ADSTILADRIN overcame this by using a non-replicating adenovirus vector to deliver the gene for interferon alfa-2b directly into bladder cells. These cells then produce high, localized levels of the protein, transforming into temporary “interferon microfactories.” This method prolongs therapeutic exposure and triggers both direct tumor suppression and immune system activation

The second major hurdle was regulatory. For years, the medical community lacked a unified definition of BCG failure, making consistent clinical trial design difficult. In 2018, collaboration between the U.S. FDA and the uro-oncology community led to the formal classification of “BCG-unresponsive” NMIBC, providing the necessary criteria to advance clinical development. ADSTILADRIN received FDA approval in December 2022 for adult patients with high-risk BCG-unresponsive NMIBC with CIS with or without papillary tumors.

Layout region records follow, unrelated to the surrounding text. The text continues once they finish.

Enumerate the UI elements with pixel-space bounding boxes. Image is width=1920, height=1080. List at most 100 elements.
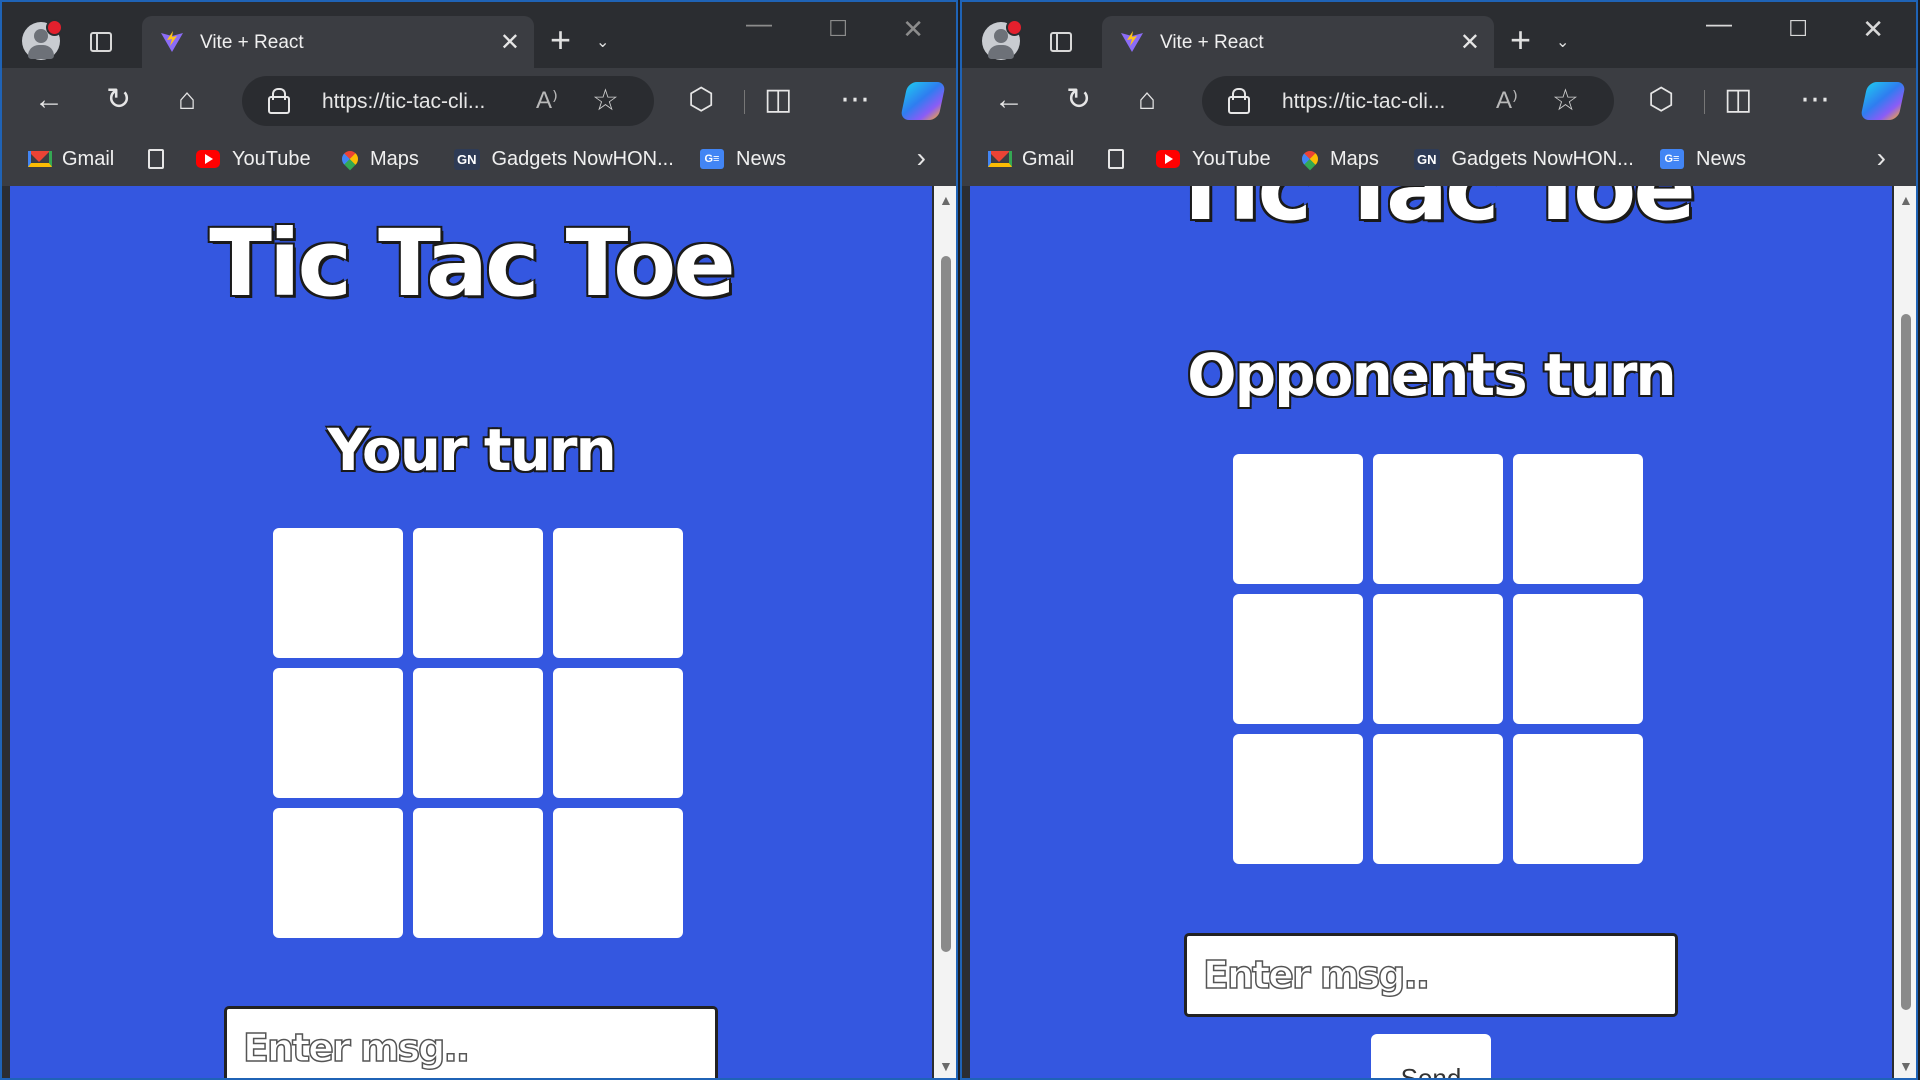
- board-cell[interactable]: [553, 668, 683, 798]
- message-input[interactable]: [224, 1006, 718, 1078]
- extensions-icon[interactable]: ⬡: [688, 82, 714, 118]
- close-window-button[interactable]: ✕: [1862, 14, 1884, 45]
- profile-avatar[interactable]: [982, 19, 1023, 60]
- address-bar[interactable]: https://tic-tac-cli... A⁾ ☆: [242, 76, 654, 126]
- scrollbar[interactable]: ▲ ▼: [934, 186, 956, 1078]
- favorite-youtube[interactable]: YouTube: [196, 144, 311, 174]
- extensions-icon[interactable]: ⬡: [1648, 82, 1674, 118]
- minimize-button[interactable]: —: [1706, 8, 1732, 39]
- maximize-button[interactable]: ☐: [828, 16, 848, 42]
- favorite-label: News: [736, 147, 787, 170]
- tab-actions-chevron-icon[interactable]: ⌄: [596, 32, 609, 52]
- board-cell[interactable]: [1373, 594, 1503, 724]
- scroll-up-arrow-icon[interactable]: ▲: [939, 192, 953, 208]
- favorite-gadgets-now[interactable]: GN Gadgets NowHON...: [1414, 144, 1634, 174]
- tab-vite-react[interactable]: Vite + React ✕: [1102, 16, 1494, 68]
- vertical-tabs-icon[interactable]: [1050, 32, 1072, 52]
- home-icon[interactable]: ⌂: [178, 82, 196, 118]
- url-text[interactable]: https://tic-tac-cli...: [1282, 90, 1445, 114]
- favorite-label: YouTube: [1192, 147, 1271, 170]
- lock-icon[interactable]: [1228, 88, 1250, 114]
- board-cell[interactable]: [413, 808, 543, 938]
- vertical-tabs-icon[interactable]: [90, 32, 112, 52]
- url-text[interactable]: https://tic-tac-cli...: [322, 90, 485, 114]
- new-tab-button[interactable]: +: [1510, 20, 1531, 60]
- board-cell[interactable]: [1233, 734, 1363, 864]
- board-cell[interactable]: [273, 668, 403, 798]
- scroll-down-arrow-icon[interactable]: ▼: [1899, 1058, 1913, 1074]
- close-window-button[interactable]: ✕: [902, 14, 924, 45]
- home-icon[interactable]: ⌂: [1138, 82, 1156, 118]
- favorite-blank-page[interactable]: [148, 144, 176, 174]
- scroll-up-arrow-icon[interactable]: ▲: [1899, 192, 1913, 208]
- read-aloud-icon[interactable]: A⁾: [1496, 86, 1518, 115]
- tab-vite-react[interactable]: Vite + React ✕: [142, 16, 534, 68]
- favorite-gmail[interactable]: Gmail: [988, 144, 1074, 174]
- board-cell[interactable]: [413, 528, 543, 658]
- toolbar-divider: [1704, 90, 1705, 114]
- favorite-maps[interactable]: Maps: [338, 144, 419, 174]
- new-tab-button[interactable]: +: [550, 20, 571, 60]
- youtube-icon: [1156, 150, 1180, 168]
- copilot-icon[interactable]: [899, 82, 947, 120]
- chevron-right-icon[interactable]: ›: [917, 142, 926, 174]
- favorite-star-icon[interactable]: ☆: [1552, 83, 1579, 118]
- scrollbar-thumb[interactable]: [941, 256, 951, 952]
- gadgets-now-icon: GN: [1414, 148, 1440, 170]
- notification-dot: [1006, 19, 1023, 36]
- maps-pin-icon: [338, 147, 362, 171]
- profile-avatar[interactable]: [22, 19, 63, 60]
- split-screen-icon[interactable]: ◫: [764, 82, 792, 118]
- send-button[interactable]: Send: [1371, 1034, 1491, 1078]
- board-cell[interactable]: [413, 668, 543, 798]
- chevron-right-icon[interactable]: ›: [1877, 142, 1886, 174]
- favorite-maps[interactable]: Maps: [1298, 144, 1379, 174]
- tab-close-icon[interactable]: ✕: [1460, 28, 1480, 57]
- board-cell[interactable]: [1513, 594, 1643, 724]
- refresh-icon[interactable]: ↻: [106, 82, 131, 118]
- browser-window-left: Vite + React ✕ + ⌄ — ☐ ✕ ← ↻ ⌂ https://t…: [0, 0, 958, 1080]
- gmail-icon: [988, 151, 1012, 167]
- tab-title: Vite + React: [1160, 32, 1264, 53]
- favorite-blank-page[interactable]: [1108, 144, 1136, 174]
- more-options-icon[interactable]: ⋯: [840, 82, 870, 118]
- board-cell[interactable]: [273, 528, 403, 658]
- refresh-icon[interactable]: ↻: [1066, 82, 1091, 118]
- more-options-icon[interactable]: ⋯: [1800, 82, 1830, 118]
- scrollbar-thumb[interactable]: [1901, 314, 1911, 1010]
- favorite-news[interactable]: G≡ News: [1660, 144, 1746, 174]
- tab-actions-chevron-icon[interactable]: ⌄: [1556, 32, 1569, 52]
- tab-strip: Vite + React ✕ + ⌄ — ☐ ✕: [2, 2, 956, 68]
- board-cell[interactable]: [1373, 454, 1503, 584]
- scrollbar[interactable]: ▲ ▼: [1894, 186, 1916, 1078]
- board-cell[interactable]: [273, 808, 403, 938]
- split-screen-icon[interactable]: ◫: [1724, 82, 1752, 118]
- favorite-gmail[interactable]: Gmail: [28, 144, 114, 174]
- tab-close-icon[interactable]: ✕: [500, 28, 520, 57]
- board-cell[interactable]: [553, 808, 683, 938]
- favorite-star-icon[interactable]: ☆: [592, 83, 619, 118]
- board-cell[interactable]: [1513, 734, 1643, 864]
- message-input[interactable]: [1184, 933, 1678, 1017]
- board-cell[interactable]: [1233, 594, 1363, 724]
- favorite-news[interactable]: G≡ News: [700, 144, 786, 174]
- minimize-button[interactable]: —: [746, 8, 772, 39]
- maximize-button[interactable]: ☐: [1788, 16, 1808, 42]
- lock-icon[interactable]: [268, 88, 290, 114]
- back-arrow-icon[interactable]: ←: [34, 82, 64, 118]
- favorites-bar: Gmail YouTube Maps GN Gadgets NowHON... …: [962, 134, 1916, 186]
- back-arrow-icon[interactable]: ←: [994, 82, 1024, 118]
- copilot-icon[interactable]: [1859, 82, 1907, 120]
- scroll-down-arrow-icon[interactable]: ▼: [939, 1058, 953, 1074]
- notification-dot: [46, 19, 63, 36]
- board-cell[interactable]: [1513, 454, 1643, 584]
- board-cell[interactable]: [1233, 454, 1363, 584]
- favorite-gadgets-now[interactable]: GN Gadgets NowHON...: [454, 144, 674, 174]
- address-bar[interactable]: https://tic-tac-cli... A⁾ ☆: [1202, 76, 1614, 126]
- page-title: Tic Tac Toe: [1169, 186, 1696, 241]
- board-cell[interactable]: [553, 528, 683, 658]
- read-aloud-icon[interactable]: A⁾: [536, 86, 558, 115]
- navigation-toolbar: ← ↻ ⌂ https://tic-tac-cli... A⁾ ☆ ⬡ ◫ ⋯: [962, 68, 1916, 134]
- board-cell[interactable]: [1373, 734, 1503, 864]
- favorite-youtube[interactable]: YouTube: [1156, 144, 1271, 174]
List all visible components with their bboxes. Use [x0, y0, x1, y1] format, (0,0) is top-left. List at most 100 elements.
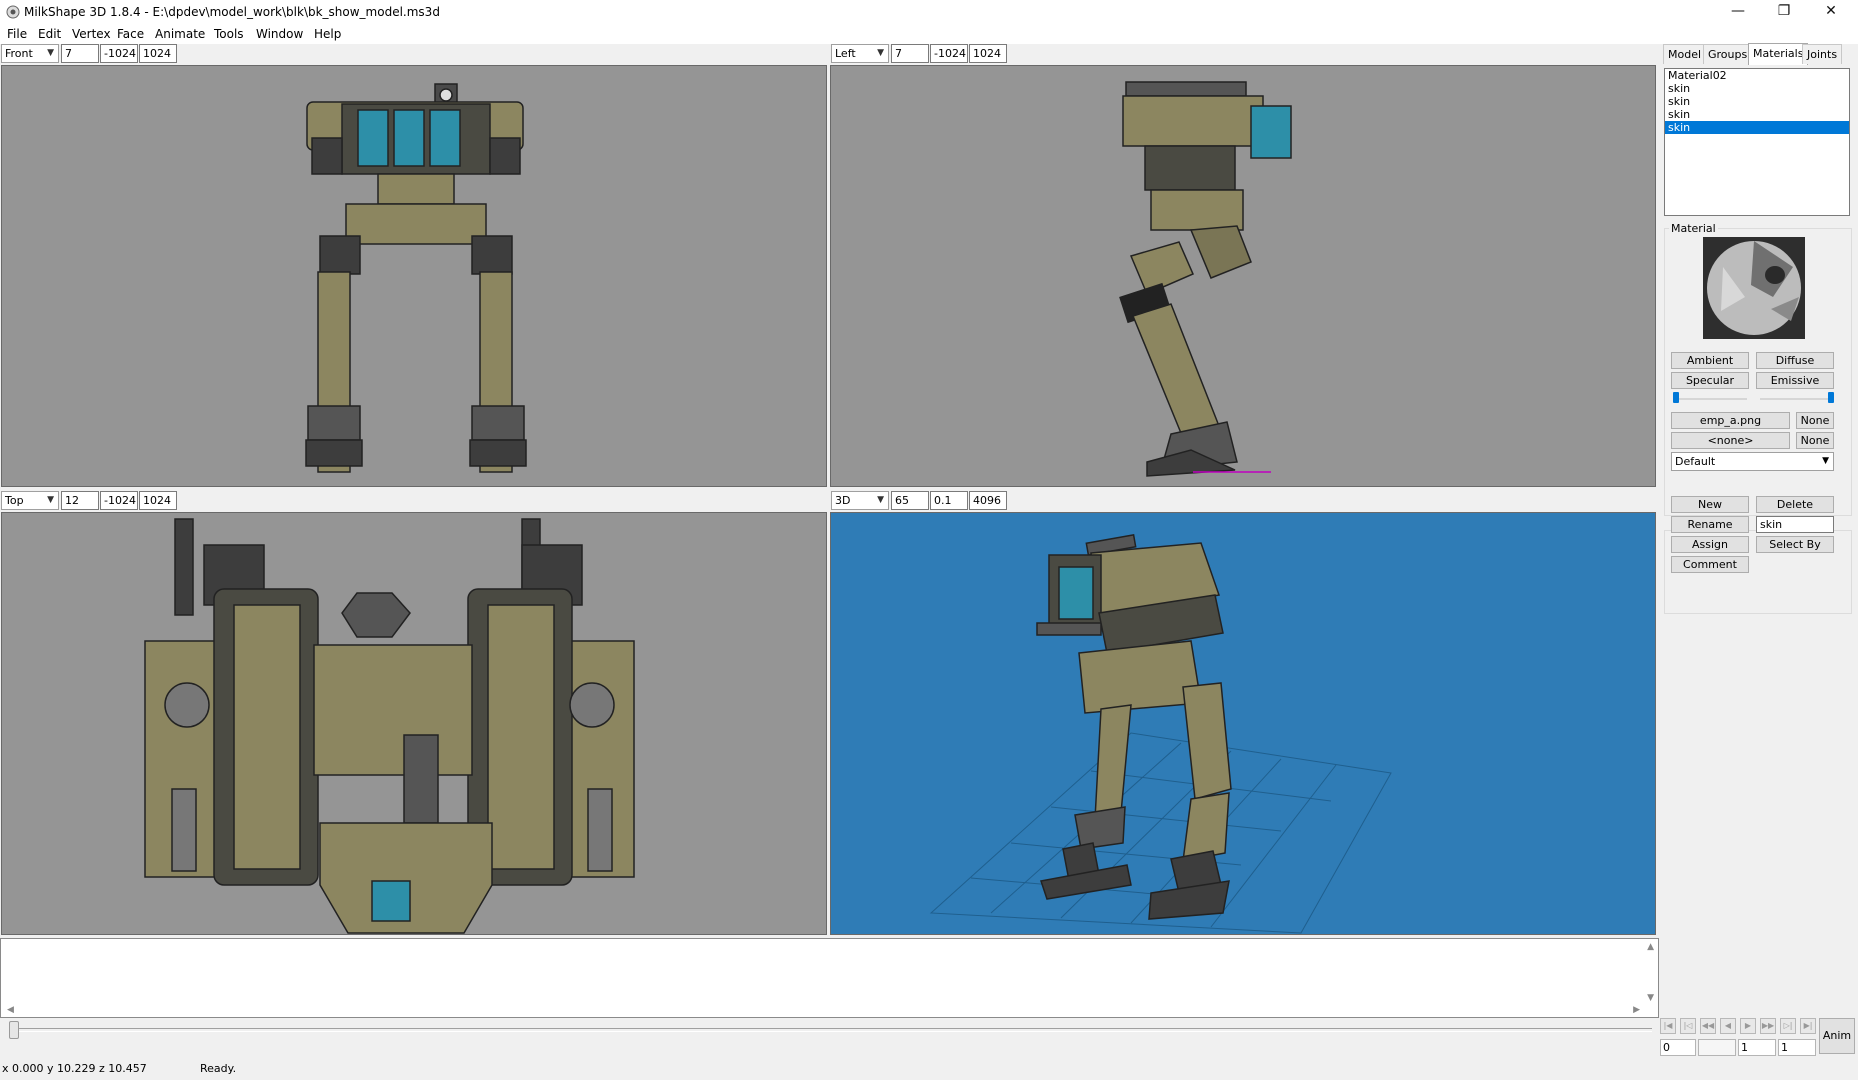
fov-field[interactable]: 65	[891, 491, 929, 510]
slider-thumb[interactable]	[1828, 392, 1834, 403]
menu-vertex[interactable]: Vertex	[72, 27, 111, 41]
chevron-down-icon: ▼	[47, 495, 54, 505]
slider-thumb[interactable]	[1673, 392, 1679, 403]
menu-file[interactable]: File	[7, 27, 27, 41]
menu-window[interactable]: Window	[256, 27, 303, 41]
menu-tools[interactable]: Tools	[214, 27, 244, 41]
diffuse-button[interactable]: Diffuse	[1756, 352, 1834, 369]
viewport-top-header: Top ▼ 12 -1024 1024	[0, 491, 830, 510]
close-icon[interactable]: ✕	[1808, 0, 1854, 24]
alpha-map-button[interactable]: <none>	[1671, 432, 1790, 449]
tab-groups[interactable]: Groups	[1703, 44, 1753, 64]
scroll-down-icon[interactable]: ▼	[1647, 993, 1654, 1003]
viewport-left[interactable]	[830, 65, 1656, 487]
front-view-model	[305, 83, 527, 473]
material-item[interactable]: skin	[1665, 82, 1849, 95]
menu-help[interactable]: Help	[314, 27, 341, 41]
zoom-field[interactable]: 7	[61, 44, 99, 63]
delete-material-button[interactable]: Delete	[1756, 496, 1834, 513]
menu-edit[interactable]: Edit	[38, 27, 61, 41]
slider-track	[1760, 398, 1834, 400]
material-item[interactable]: Material02	[1665, 69, 1849, 82]
tab-model[interactable]: Model	[1663, 44, 1707, 64]
next-frame-icon[interactable]: ▶	[1740, 1018, 1756, 1034]
near-clip-field[interactable]: -1024	[100, 44, 138, 63]
material-list[interactable]: Material02 skin skin skin skin	[1664, 68, 1850, 216]
rename-material-button[interactable]: Rename	[1671, 516, 1749, 533]
slider-track	[1673, 398, 1747, 400]
shininess-slider[interactable]	[1673, 392, 1747, 406]
timeline-track[interactable]	[12, 1028, 1652, 1032]
far-clip-field[interactable]: 1024	[139, 44, 177, 63]
fast-forward-icon[interactable]: ▶▶	[1760, 1018, 1776, 1034]
view-select-label: 3D	[835, 494, 851, 507]
viewport-top[interactable]	[1, 512, 827, 935]
status-coordinates: x 0.000 y 10.229 z 10.457	[2, 1062, 147, 1075]
zoom-field[interactable]: 7	[891, 44, 929, 63]
tab-materials[interactable]: Materials	[1748, 43, 1809, 65]
comment-button[interactable]: Comment	[1671, 556, 1749, 573]
rewind-icon[interactable]: ◀◀	[1700, 1018, 1716, 1034]
anim-toggle-button[interactable]: Anim	[1819, 1018, 1855, 1054]
next-key-icon[interactable]: ▷|	[1780, 1018, 1796, 1034]
view-select-top[interactable]: Top ▼	[1, 491, 59, 510]
tab-joints[interactable]: Joints	[1802, 44, 1843, 64]
material-item-selected[interactable]: skin	[1665, 121, 1849, 134]
menu-animate[interactable]: Animate	[155, 27, 205, 41]
milkshape-app-icon	[6, 5, 20, 19]
alpha-map-none-button[interactable]: None	[1796, 432, 1834, 449]
blend-mode-select[interactable]: Default ▼	[1671, 452, 1834, 471]
view-select-3d[interactable]: 3D ▼	[831, 491, 889, 510]
timeline-thumb[interactable]	[9, 1021, 19, 1039]
prev-frame-icon[interactable]: ◀	[1720, 1018, 1736, 1034]
blend-mode-value: Default	[1675, 455, 1716, 468]
last-frame-icon[interactable]: ▶|	[1800, 1018, 1816, 1034]
animation-timeline	[0, 1020, 1659, 1060]
top-view-model	[144, 518, 635, 934]
far-clip-field[interactable]: 1024	[969, 44, 1007, 63]
texture-none-button[interactable]: None	[1796, 412, 1834, 429]
view-select-label: Top	[5, 494, 24, 507]
far-clip-field[interactable]: 4096	[969, 491, 1007, 510]
view-select-front[interactable]: Front ▼	[1, 44, 59, 63]
message-log[interactable]: ▲ ▼ ◀ ▶	[0, 938, 1659, 1018]
select-by-material-button[interactable]: Select By	[1756, 536, 1834, 553]
chevron-down-icon: ▼	[877, 48, 884, 58]
maximize-icon[interactable]: ❐	[1761, 0, 1807, 24]
far-clip-field[interactable]: 1024	[139, 491, 177, 510]
near-clip-field[interactable]: -1024	[930, 44, 968, 63]
material-item[interactable]: skin	[1665, 108, 1849, 121]
view-select-left[interactable]: Left ▼	[831, 44, 889, 63]
viewport-front[interactable]	[1, 65, 827, 487]
status-message: Ready.	[200, 1062, 237, 1075]
zoom-field[interactable]: 12	[61, 491, 99, 510]
minimize-icon[interactable]: —	[1715, 0, 1761, 24]
texture-button[interactable]: emp_a.png	[1671, 412, 1790, 429]
left-view-model	[1119, 81, 1292, 477]
scroll-up-icon[interactable]: ▲	[1647, 942, 1654, 952]
frame-end-field[interactable]: 1	[1738, 1039, 1776, 1056]
view-select-label: Front	[5, 47, 33, 60]
chevron-down-icon: ▼	[877, 495, 884, 505]
material-item[interactable]: skin	[1665, 95, 1849, 108]
emissive-button[interactable]: Emissive	[1756, 372, 1834, 389]
frame-total-field[interactable]: 1	[1778, 1039, 1816, 1056]
title-bar: MilkShape 3D 1.8.4 - E:\dpdev\model_work…	[0, 0, 1858, 24]
near-clip-field[interactable]: 0.1	[930, 491, 968, 510]
prev-key-icon[interactable]: |◁	[1680, 1018, 1696, 1034]
ambient-button[interactable]: Ambient	[1671, 352, 1749, 369]
viewport-3d[interactable]	[830, 512, 1656, 935]
status-bar: x 0.000 y 10.229 z 10.457 Ready.	[0, 1058, 1858, 1080]
near-clip-field[interactable]: -1024	[100, 491, 138, 510]
transparency-slider[interactable]	[1760, 392, 1834, 406]
scroll-right-icon[interactable]: ▶	[1633, 1005, 1640, 1015]
frame-current-field[interactable]	[1698, 1039, 1736, 1056]
material-name-input[interactable]: skin	[1756, 516, 1834, 533]
assign-material-button[interactable]: Assign	[1671, 536, 1749, 553]
first-frame-icon[interactable]: |◀	[1660, 1018, 1676, 1034]
scroll-left-icon[interactable]: ◀	[7, 1005, 14, 1015]
specular-button[interactable]: Specular	[1671, 372, 1749, 389]
menu-face[interactable]: Face	[117, 27, 144, 41]
new-material-button[interactable]: New	[1671, 496, 1749, 513]
frame-start-field[interactable]: 0	[1660, 1039, 1696, 1056]
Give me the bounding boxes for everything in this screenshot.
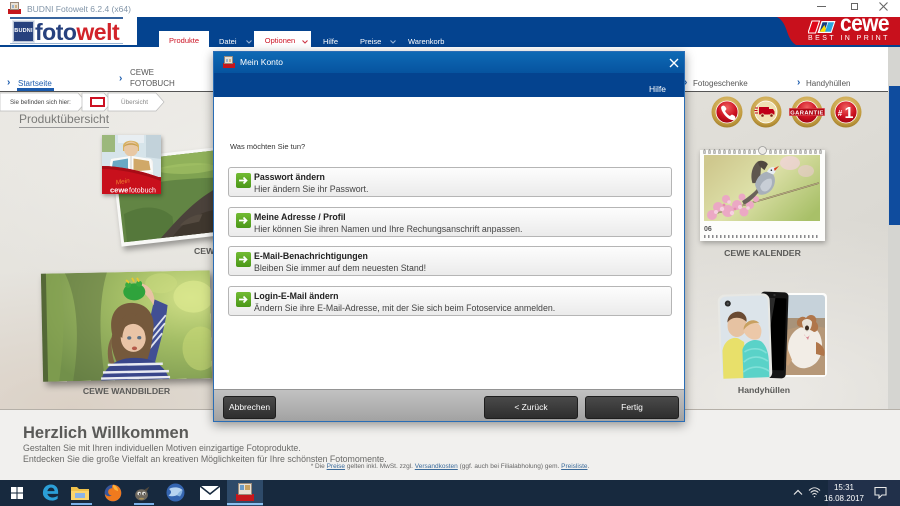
svg-text:fotobuch: fotobuch [129, 188, 156, 195]
svg-text:#: # [838, 109, 843, 118]
svg-text:1: 1 [845, 105, 854, 122]
svg-text:GARANTIE: GARANTIE [790, 111, 823, 117]
svg-text:cewe: cewe [110, 186, 128, 195]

The pivotal Phase 3 trial conducted by the Society of Urologic Oncology Clinical Trials Consortium (SUO-CTC) demonstrated promising results: 51% of patients achieved a complete response (CR) at 3 months following a single treatment, and 46% of these responders remained disease-free at 12 months. Adverse events were typically mild to moderate, including instillation site discharge, fatigue, bladder spasms, urgency, and hematuria. Fewer than 2% of patients discontinued treatment due to side effects.

In January 2024, ADSTILADRIN became fully available in the U.S. Real-world evidence quickly followed. A retrospective Mayo Clinic study involving 46 patients confirmed its efficacy and tolerability. Among 24 evaluable patients, 79% achieved a CR at 3 months, with 84% of those maintaining their response over a median 7.3-month follow-up. These results mirrored those from the initial trials and were conducted independently of Ferring Pharmaceuticals.

Further global validation came from an ongoing Phase 3b trial in Japan, where 75% of patients reached a CR at 3 months. Drug-related side effects were mild (Grade 1 or 2), reinforcing the therapy’s strong safety profile. Importantly, no severe (Grade 4 or 5) adverse events have been reported in any clinical study to date.

Recognized by leading organizations such as the International Bladder Cancer Group (IBCG), the NCCN Guidelines, and AUA/SUO guidelines, ADSTILADRIN is emerging as a preferred treatment for BCG-unresponsive NMIBC. Ferring Pharmaceuticals continues to invest in additional clinical trials to expand its therapeutic potential and further cement its place as a foundational treatment in bladder cancer care.

Through innovative science and an enduring commitment to the bladder cancer community, ADSTILADRIN offers new hope—delivering on the promise of preserving quality of life while effectively managing a historically challenging disease.

Source:https://endpts.com/sp/adstiladrin-nadofaragene-firadenovec-vncg-a-growing-body-of-clinical-data-and-real-world-evidence/

This is non-financial/medical advice and made using AI so could be wrong.